Nakamitsu began her career with the United Nations in 2008, and during that time has held several high-level positions with the Organization. From 2016 to 2017, she was the Special Adviser Ad Interim on Follow-up to the Summit on Addressing Large Movements of Refugees and Migrants. Previous to this, she held the position of Director in the Department of Peacekeeping Operations.

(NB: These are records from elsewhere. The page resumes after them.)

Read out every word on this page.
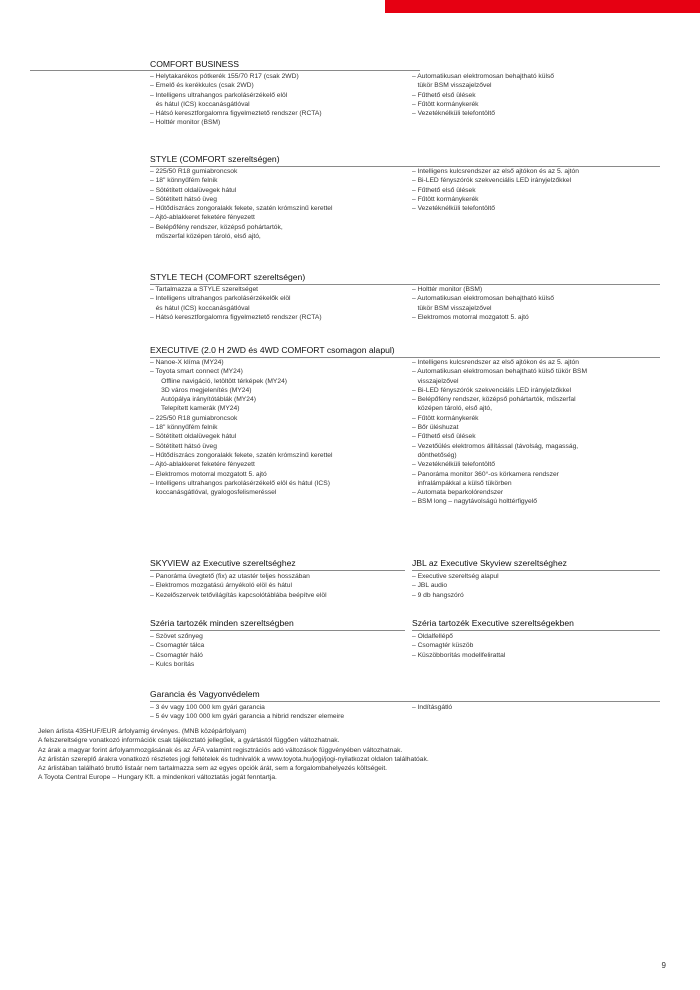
COMFORT BUSINESS
– Helytakarékos pótkerék 155/70 R17 (csak 2WD)
– Emelő és kerékkulcs (csak 2WD)
– Intelligens ultrahangos parkolásérzékelő elöl
és hátul (ICS) koccanásgátlóval
– Hátsó keresztforgalomra figyelmeztető rendszer (RCTA)
– Holttér monitor (BSM)
– Automatikusan elektromosan behajtható külső
tükör BSM visszajelzővel
– Fűthető első ülések
– Fűtött kormánykerék
– Vezetéknélküli telefontöltő
STYLE (COMFORT szereltségen)
– 225/50 R18 gumiabroncsok
– 18" könnyűfém felnik
– Sötétített oldalüvegek hátul
– Sötétített hátsó üveg
– Hűtődíszrács zongoralakk fekete, szatén krómszínű kerettel
– Ajtó-ablakkeret feketére fényezett
– Belépőfény rendszer, középső pohártartók,
műszerfal középen tároló, első ajtó,
– Intelligens kulcsrendszer az első ajtókon és az 5. ajtón
– Bi-LED fényszórók szekvenciális LED irányjelzőkkel
– Fűthető első ülések
– Fűtött kormánykerék
– Vezetéknélküli telefontöltő
STYLE TECH (COMFORT szereltségen)
– Tartalmazza a STYLE szereltséget
– Intelligens ultrahangos parkolásérzékelők elöl
és hátul (ICS) koccanásgátlóval
– Hátsó keresztforgalomra figyelmeztető rendszer (RCTA)
– Holttér monitor (BSM)
– Automatikusan elektromosan behajtható külső
tükör BSM visszajelzővel
– Elektromos motorral mozgatott 5. ajtó
EXECUTIVE (2.0 H 2WD és 4WD COMFORT csomagon alapul)
– Nanoe-X klíma (MY24)
– Toyota smart connect (MY24)
Offline navigáció, letöltött térképek (MY24)
3D város megjelenítés (MY24)
Autópálya irányítótáblák (MY24)
Telepített kamerák (MY24)
– 225/50 R18 gumiabroncsok
– 18" könnyűfém felnik
– Sötétített oldalüvegek hátul
– Sötétített hátsó üveg
– Hűtődíszrács zongoralakk fekete, szatén krómszínű kerettel
– Ajtó-ablakkeret feketére fényezett
– Elektromos motorral mozgatott 5. ajtó
– Intelligens ultrahangos parkolásérzékelő elöl és hátul (ICS)
koccanásgátlóval, gyalogosfelismeréssel
– Intelligens kulcsrendszer az első ajtókon és az 5. ajtón
– Automatikusan elektromosan behajtható külső tükör BSM
visszajelzővel
– Bi-LED fényszórók szekvenciális LED irányjelzőkkel
– Belépőfény rendszer, középső pohártartók, műszerfal
középen tároló, első ajtó,
– Fűtött kormánykerék
– Bőr üléshuzat
– Fűthető első ülések
– Vezetőülés elektromos állítással (távolság, magasság,
dönthetőség)
– Vezetéknélküli telefontöltő
– Panoráma monitor 360°-os körkamera rendszer
infralámpákkal a külső tükörben
– Automata beparkolórendszer
– BSM long – nagytávolságú holttérfigyelő
SKYVIEW az Executive szereltséghez
– Panoráma üvegtető (fix) az utastér teljes hosszában
– Elektromos mozgatású árnyékoló elöl és hátul
– Kezelőszervek tetővilágítás kapcsolótáblába beépítve elöl
JBL az Executive Skyview szereltséghez
– Executive szereltség alapul
– JBL audio
– 9 db hangszóró
Széria tartozék minden szereltségben
– Szövet szőnyeg
– Csomagtér tálca
– Csomagtér háló
– Kulcs borítás
Széria tartozék Executive szereltségekben
– Oldalfellépő
– Csomagtér küszöb
– Küszöbborítás modellfelirattal
Garancia és Vagyonvédelem
– 3 év vagy 100 000 km gyári garancia
– 5 év vagy 100 000 km gyári garancia a hibrid rendszer elemeire
– Indításgátló
Jelen árlista 435HUF/EUR árfolyamig érvényes. (MNB középárfolyam)
A felszereltségre vonatkozó információk csak tájékoztató jellegűek, a gyártástól függően változhatnak.
Az árak a magyar forint árfolyammozgásának és az ÁFA valamint regisztrációs adó változások függvényében változhatnak.
Az árlistán szereplő árakra vonatkozó részletes jogi feltételek és tudnivalók a www.toyota.hu/jogi/jogi-nyilatkozat oldalon találhatóak.
Az árlistában található bruttó listaár nem tartalmazza sem az egyes opciók árát, sem a forgalombahelyezés költségeit.
A Toyota Central Europe – Hungary Kft. a mindenkori változtatás jogát fenntartja.
9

Nakamitsu is married to Magnus Lennartsson, a Swedish diplomat serving as Deputy Permanent Representative for the Swedish Mission to the United Nations in New York, and former Deputy chief of mission for the Embassy of Sweden, Tokyo. They have 2 daughters.

==Education==
Nakamitsu holds a Bachelor of Laws from Waseda University and a Master of Science in Foreign Service from Georgetown University.

==Career==
Nakamitsu, a Japanese national, has had a distinguished career and has held positions both within and outside the United Nations.
- Before 1998: held positions with the United Nations at both headquarters and on the field (UN Reform Team of former Secretary-General Kofi Annan, office of UNHCR Assistant High Commissioner for Policy and operations, and UNHCR field operations in (former) Yugoslavia, Turkey, and northern Iraq.
- 1998-2004: Chef de Cabinet and Director of Planning and Coordination at International Institute for Democracy and Electoral Assistance (international IDEA) in Stockholm.
- 2005-2008: She taught International Relations at Hitotsubashi University in Tokyo while also serving as an advisor to the Japanese Foreign Minister and at the Japan International Cooperation Agency
- 2008-2012: She held the position of Director in the United Nations Department of Peacekeeping Operations

In addition to her role as Assistant Secretary-General, United Nations Secretary-General Ban Ki-moon also appointed her as Special Adviser ad interim on Follow-up to the Summit on Addressing Large Movements of Refugees and Migrants in 2016; in this capacity, Nakamitsu succeeded Karen AbuZayd.

In March 2017, Nakamitsu was appointed as the next Under-Secretary-General and High Representative for Disarmament Affairs, Office for Disarmament Affairs.

== Other activities ==
Nakamitsu is a member of the International Gender Champions (IGC) network, which advocates for gender equality, including in international organizations.